Monday, September 2, 2019

Losing information in phylogenetic consensus

Any summary loses information, by definition. That is, a summary is used to extract the "main" information from a larger set of information. Exactly how "main" is defined and detected varies from case to case, and some summary methods work better for certain purposes than for others.

A thought experiment that I used to play with my experimental-design students was to imagine that they were all given the same scientific publication, and were asked to provide an abstract of it. Our obvious expectation is that there would be a lot of similarity among those abstracts, which would represent the "important points" from the original — that is, those points of most interest to the majority of the students. However, there would also be differences among the abstracts, as each student would find different points that they think should also be included in the summary. In one sense, the worst abstract would be the one that has the least in common with the other abstracts, since it would be summarizing things that are of less general interest.

The same concept applies to mathematical summaries (aka "averages"), such as the mean, median and mode, which reduce the central location of a dataset to a single number. It also applies to summaries of the variation in a dataset, such as the variance and inter-quartile range. (Note that a confidence interval or standard error is an indication of the precision of the estimate of the central location, not a summary of the dataset variation — this is a point that seems to confuse many people.)

So, it is easy to summarize data and thereby lose important information. For example, if my dataset has two exactly opposing time patterns, then the data average will appear to remain constant through time. I might thus conclude from the average that "nothing is happening" through time when, in fact, two things are happening. I will never find out about my mistake by simply looking at the data summary — I also need to look at the original data patterns.

So, what has this got to do with phylogenetics? Well, a phylogenetic tree is a summary of a dataset, and that summary is, by definition, missing some of the patterns in the data. These patterns might be of interest to me, if I knew about them.

Even worse, phylogenetic data analyses often produce multiple phylogenetic trees, all of which are mathematically equal as summaries of the data. What are we then to do?

One thing that people often do is to compute a Consensus Tree (eg. the majority consensus), which is a summary of the summaries — that is, it is a tree that summarizes the other trees. It would hardly be surprising if that consensus tree is an inadequate summary of the original data. In spite of this, how often do you see published papers that contain any evaluation of their consensus tree as a summary of the original data?

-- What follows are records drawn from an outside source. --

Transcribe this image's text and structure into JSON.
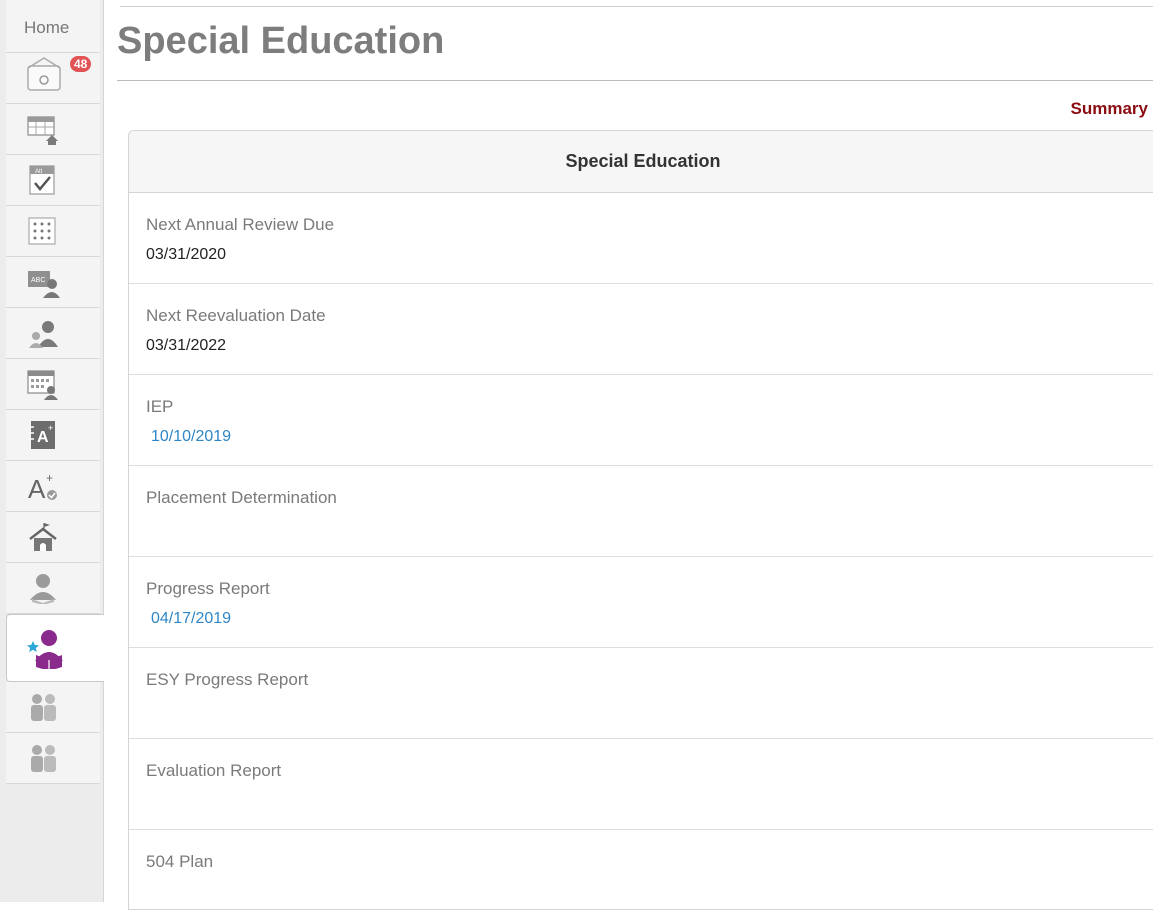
{
  "sidebar": {
    "home_label": "Home",
    "mail_badge": "48",
    "items": [
      {
        "name": "schedule-icon"
      },
      {
        "name": "attendance-icon"
      },
      {
        "name": "seating-chart-icon"
      },
      {
        "name": "class-roster-icon"
      },
      {
        "name": "student-group-icon"
      },
      {
        "name": "calendar-student-icon"
      },
      {
        "name": "gradebook-icon"
      },
      {
        "name": "grades-check-icon"
      },
      {
        "name": "school-icon"
      },
      {
        "name": "student-icon"
      },
      {
        "name": "special-education-icon"
      },
      {
        "name": "parents-icon"
      },
      {
        "name": "contacts-icon"
      }
    ],
    "active_color": "#8a2a8c",
    "star_color": "#2aa7d8"
  },
  "page": {
    "title": "Special Education",
    "summary_link": "Summary"
  },
  "panel": {
    "header": "Special Education",
    "fields": [
      {
        "label": "Next Annual Review Due",
        "value": "03/31/2020",
        "is_link": false
      },
      {
        "label": "Next Reevaluation Date",
        "value": "03/31/2022",
        "is_link": false
      },
      {
        "label": "IEP",
        "value": "10/10/2019",
        "is_link": true
      },
      {
        "label": "Placement Determination",
        "value": "",
        "is_link": false
      },
      {
        "label": "Progress Report",
        "value": "04/17/2019",
        "is_link": true
      },
      {
        "label": "ESY Progress Report",
        "value": "",
        "is_link": false
      },
      {
        "label": "Evaluation Report",
        "value": "",
        "is_link": false
      },
      {
        "label": "504 Plan",
        "value": "",
        "is_link": false
      }
    ]
  },
  "colors": {
    "summary_link": "#8b0d12",
    "date_link": "#2f86c6",
    "badge": "#e15354"
  }
}
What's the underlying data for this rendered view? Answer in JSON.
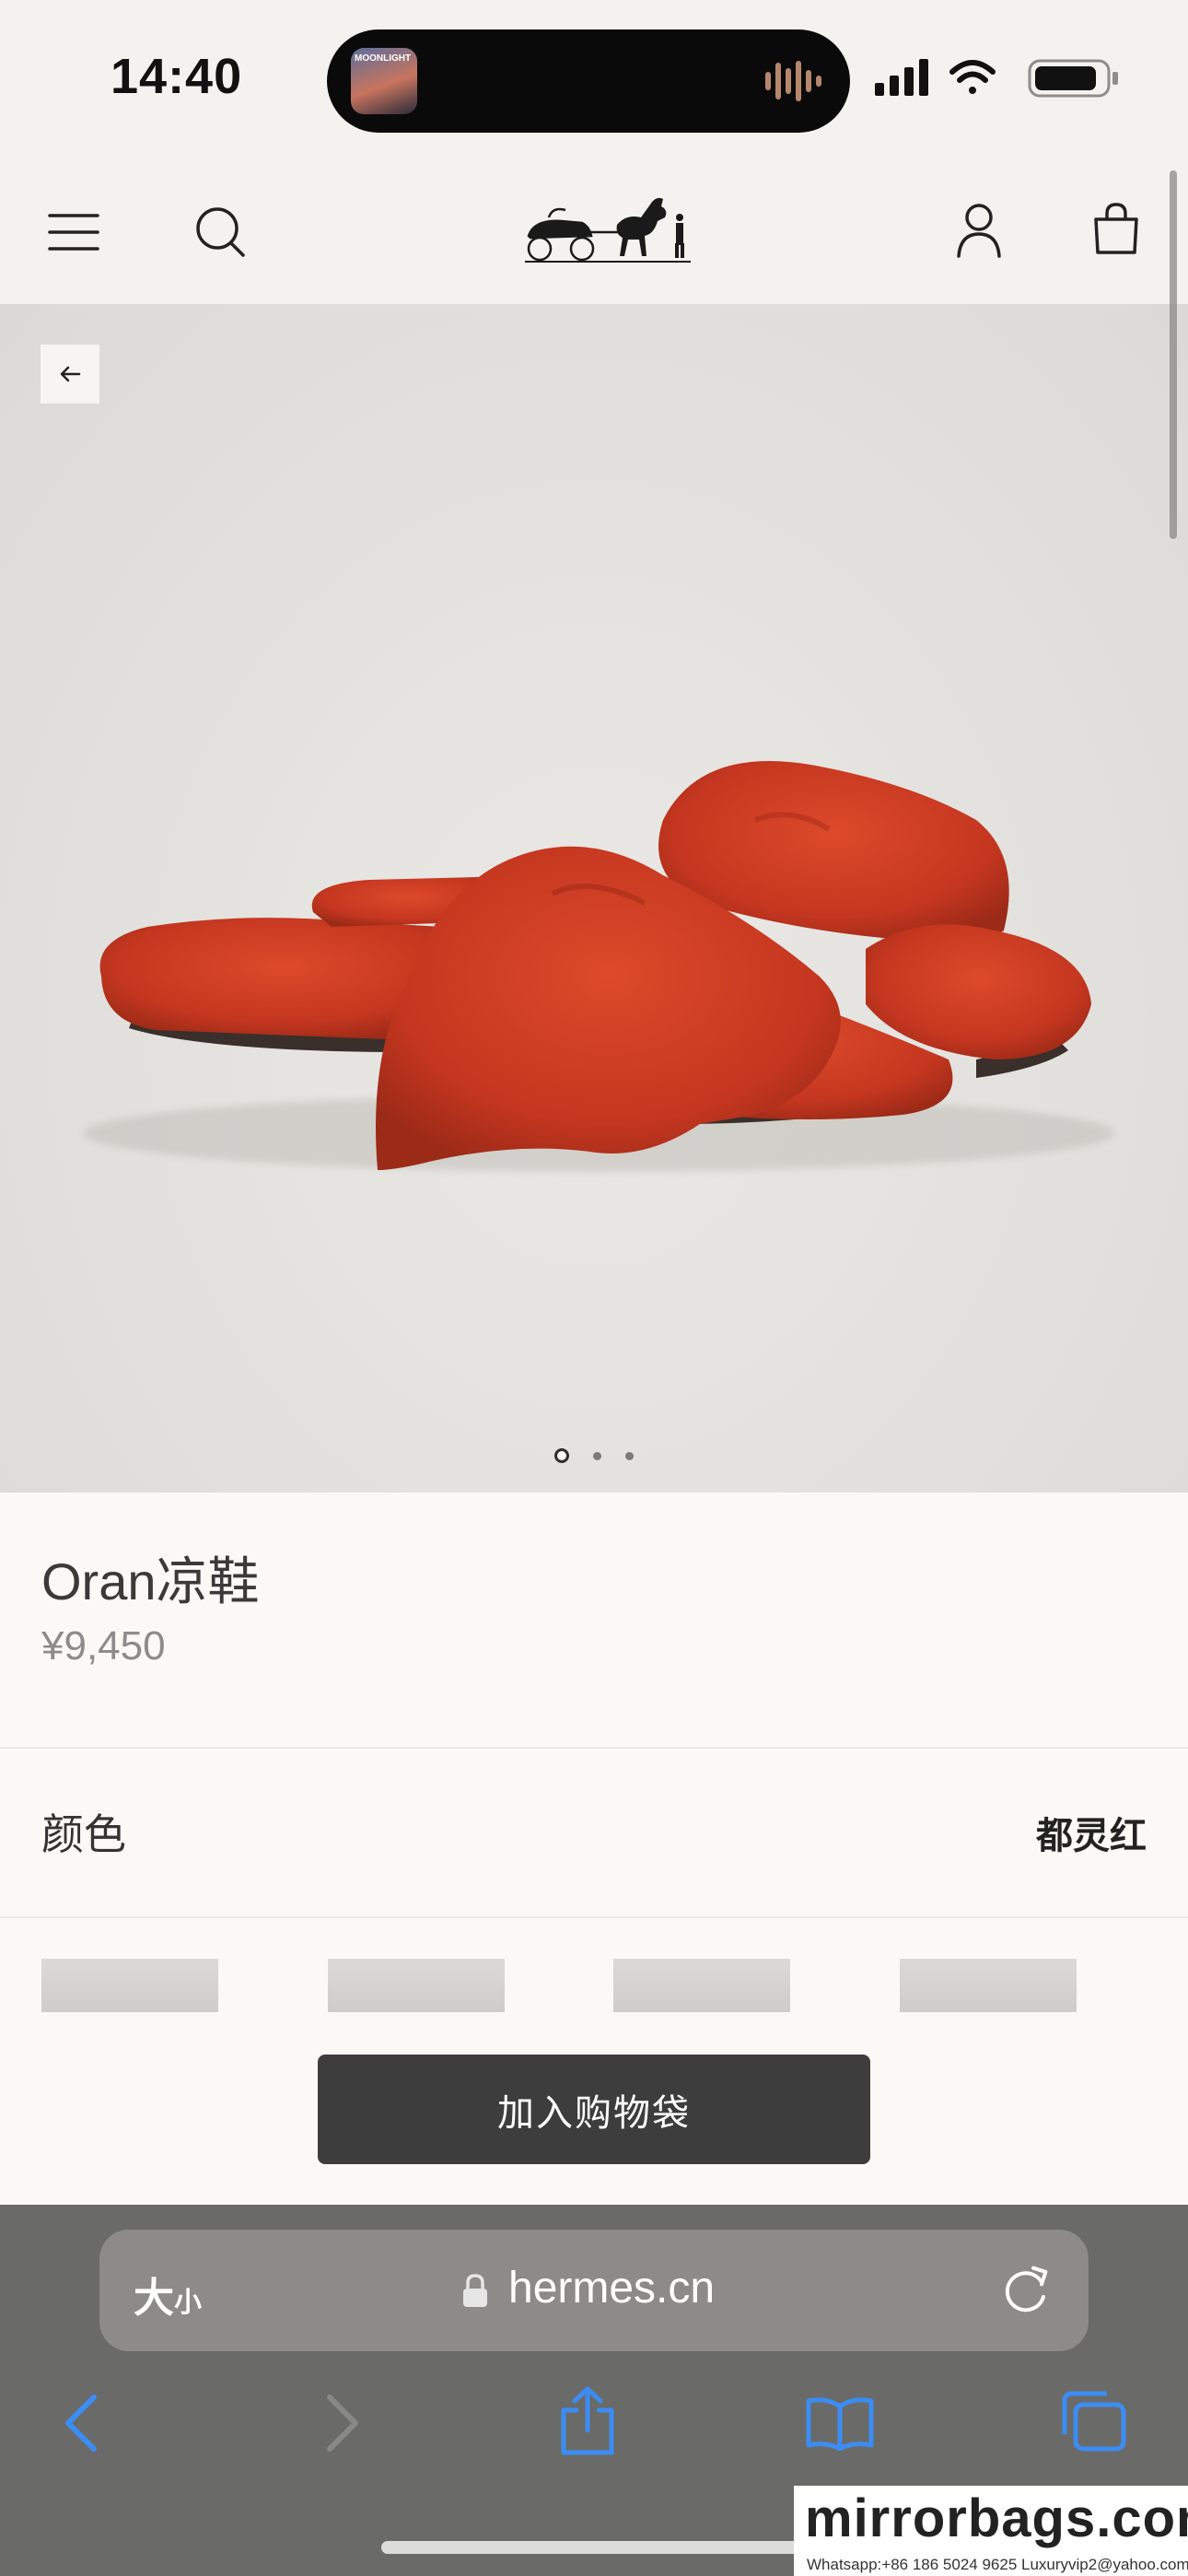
{
  "status_bar": {
    "time": "14:40",
    "now_playing_art_text": "MOONLIGHT"
  },
  "header": {
    "menu_icon": "hamburger-menu-icon",
    "search_icon": "search-icon",
    "logo": "hermes-carriage-logo",
    "account_icon": "account-icon",
    "bag_icon": "shopping-bag-icon"
  },
  "hero": {
    "back_icon": "arrow-left-icon",
    "slides": 3,
    "active_slide": 1
  },
  "product": {
    "name": "Oran凉鞋",
    "price": "¥9,450"
  },
  "color_section": {
    "label": "颜色",
    "value": "都灵红"
  },
  "add_to_bag_label": "加入购物袋",
  "safari": {
    "text_size_label_big": "大",
    "text_size_label_small": "小",
    "url": "hermes.cn"
  },
  "watermark": {
    "logo": "mirrorbags.com",
    "contact": "Whatsapp:+86 186 5024 9625   Luxuryvip2@yahoo.com"
  },
  "colors": {
    "product_red": "#c4361f",
    "header_bg": "#f4f2ef",
    "button_bg": "#3d3d3d",
    "safari_blue": "#3b8df4"
  }
}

This issue has recently been addressed in a paper uploaded to the BioRxiv:
Anti-consensus: detecting trees that have an evolutionary signal that is lost in consensus
Daniel H. Huson, Benjamin Albrecht, Sascha Patz, Mike Steel
Not unexpectedly, given the background of the authors, they explore this issue in the context of phylogenetic networks. As they note:
A consensus tree, such as the majority consensus, is based on the set of all splits that are present in more than 50% of the input trees. A consensus network is obtained by lowering the threshold and considering all splits that are contained in 10% of the trees, say, and then computing the corresponding splits network. By construction and in practice, a consensus network usually shows the majority tree, extended by a number of rectangles that represent local rearrangements around internal nodes of the consensus tree. This may lead to the false conclusion that the input trees do not differ in a significant way because "even a phylogenetic network" does not display any large discrepancies.
That is, sometimes authors do attempt to evaluate their consensus tree, by looking at a network. However, even the network may turn out to be inadequate, because a phylogenetic tree is a much more complex summary than is a simple mathematical average. This is sad, of course.

So, the new suggestion by the authors is:
To harness the full potential of a phylogenetic network, we introduce the new concept of an anti-consensus network that aims at representing the largest interesting discrepancies found in a set of trees.
This should reveal multiple large patterns, if they exist in the original dataset. Phylogenetic analyses keep moving forward, fortunately.